Legenda: °crianças com resultados desviantes; Retorno 1 = (N=3); Retorno 2 = (N=16); Retorno 3 = (N=46); Retorno 4 = (N=91); Retorno 5 = (N=126); Retorno 6 = (N=155); Retorno 7 = (N=153); Retorno 8 = (N=116); Retorno 9 = (N=180)
Figura 1 Desempenho das crianças na Prova 5 do GASP, que avalia a habilidade de reconhecimento auditivo em conjunto fechado durante, no mínimo, 60 meses de uso do IC
Legenda: °crianças com resultados desviantes; Retorno 1 = (N=1); Retorno 2 (N=6); Retorno 3 = (N=13); Retorno 4 = (N=37); Retorno 5 = (N=66); Retorno 6 (N=105); Retorno 7 = (N=133); Retorno 8 = (N=106); Retorno 9 (N=180)
Figura 2 Desempenho das crianças na Prova 6 do GASP, que avalia a habilidade de compreensão auditiva durante, no mínimo, 60 meses de uso do IC
As Figuras 1 e 2 demonstram respectivamente a caracterização longitudinal da casuística quanto ao desenvolvimento das habilidades de reconhecimento auditivo em conjunto fechado (Prova 5) e compreensão auditiva (Prova 6).
Os dados obtidos neste estudo não seguiram uma distribuição normal, o que justificou a opção pelo uso da mediana, 1°Quartil (Q25) e 3°Quartil (Q75) para a apresentação dos marcadores clínicos de desenvolvimento. A variabilidade dos resultados pode ser observada por meio dos valores considerados discrepantes (°).
A partir do terceiro retorno (6±1 meses), o escore do desempenho na habilidade auditiva de reconhecimento auditivo em conjunto fechado aumentou de forma gradual em um número maior de crianças (Figura 1). No quarto retorno (15±2 meses), verificou-se mediana com escore em 79,17%, Q25 de 50% e Q75 de 100%. No sexto retorno (30±3 meses), a mediana foi observada em 100%, Q25 de 83,33% e Q75 de 100%, sendo que, no sétimo retorno (41±4 meses), a habilidade de reconhecimento auditivo em conjunto fechado no silêncio encontra-se desenvolvida, com mediana em 100%, Q25 de 100% e Q75 de 100%.

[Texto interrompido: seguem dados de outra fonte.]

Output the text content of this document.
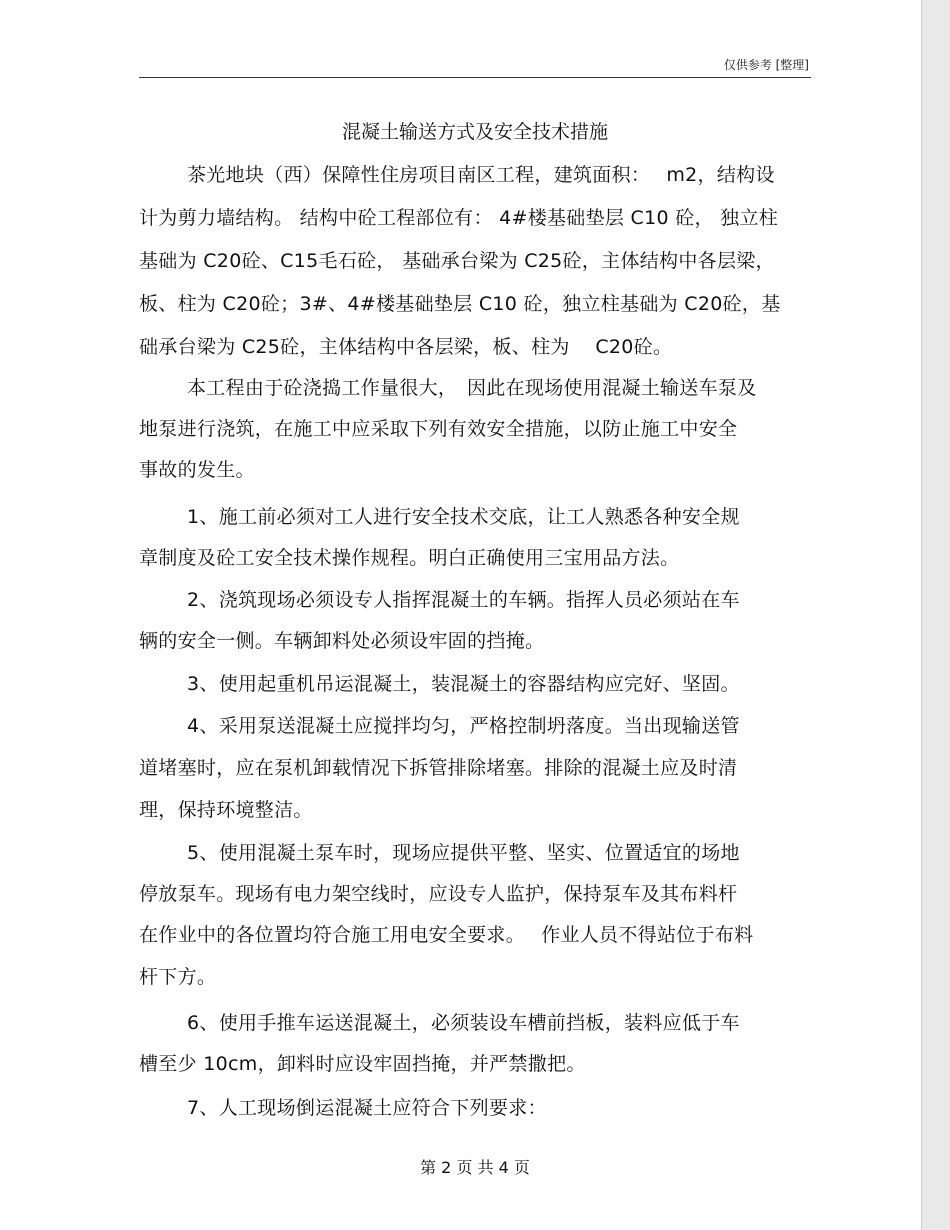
仅供参考 [整理]
混凝土输送方式及安全技术措施
茶光地块（西）保障性住房项目南区工程，建筑面积：　 m2，结构设
计为剪力墙结构。 结构中砼工程部位有： 4#楼基础垫层 C10 砼， 独立柱
基础为 C20砼、C15毛石砼， 基础承台梁为 C25砼，主体结构中各层梁，
板、柱为 C20砼；3#、4#楼基础垫层 C10 砼，独立柱基础为 C20砼，基
础承台梁为 C25砼，主体结构中各层梁，板、柱为　 C20砼。
本工程由于砼浇捣工作量很大，　因此在现场使用混凝土输送车泵及
地泵进行浇筑，在施工中应采取下列有效安全措施，以防止施工中安全
事故的发生。
1、施工前必须对工人进行安全技术交底，让工人熟悉各种安全规
章制度及砼工安全技术操作规程。明白正确使用三宝用品方法。
2、浇筑现场必须设专人指挥混凝土的车辆。指挥人员必须站在车
辆的安全一侧。车辆卸料处必须设牢固的挡掩。
3、使用起重机吊运混凝土，装混凝土的容器结构应完好、坚固。
4、采用泵送混凝土应搅拌均匀，严格控制坍落度。当出现输送管
道堵塞时，应在泵机卸载情况下拆管排除堵塞。排除的混凝土应及时清
理，保持环境整洁。
5、使用混凝土泵车时，现场应提供平整、坚实、位置适宜的场地
停放泵车。现场有电力架空线时，应设专人监护，保持泵车及其布料杆
在作业中的各位置均符合施工用电安全要求。　 作业人员不得站位于布料
杆下方。
6、使用手推车运送混凝土，必须装设车槽前挡板，装料应低于车
槽至少 10cm，卸料时应设牢固挡掩，并严禁撒把。
7、人工现场倒运混凝土应符合下列要求：
第 2 页 共 4 页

Adicionalmente, observa-se na Figura 2 que, a partir do quarto retorno (15±2 meses), a habilidade de compreensão auditiva no silêncio começou a ser observada de forma mais consistente, com um aumento do escore do desempenho de forma gradual em um número maior de crianças, semelhante ao observado na habilidade de reconhecimento auditivo em conjunto fechado. No sétimo retorno (41±4 meses), a mediana foi observada com escore em 80%, Q25 de 55% e Q75 de 100%, constatando que a habilidade de compreensão auditiva está desenvolvida na maioria das crianças no oitavo retorno (53±4 meses), mediana com escore em 100%, Q25 de 70% e Q75 de 100%.
O Apêndice A - Figura 1A e o Apêndice B - Figura 2B, ilustram graficamente os marcadores clínicos de desenvolvimento das habilidades de reconhecimento e compreensão auditivas, respectivamente. Ressalta-se a possibilidade da impressão destes, uma vez que poderão ser utilizados na prática clínica, auxiliando no processo de habilitação e reabilitação auditivas em crianças usuárias de IC.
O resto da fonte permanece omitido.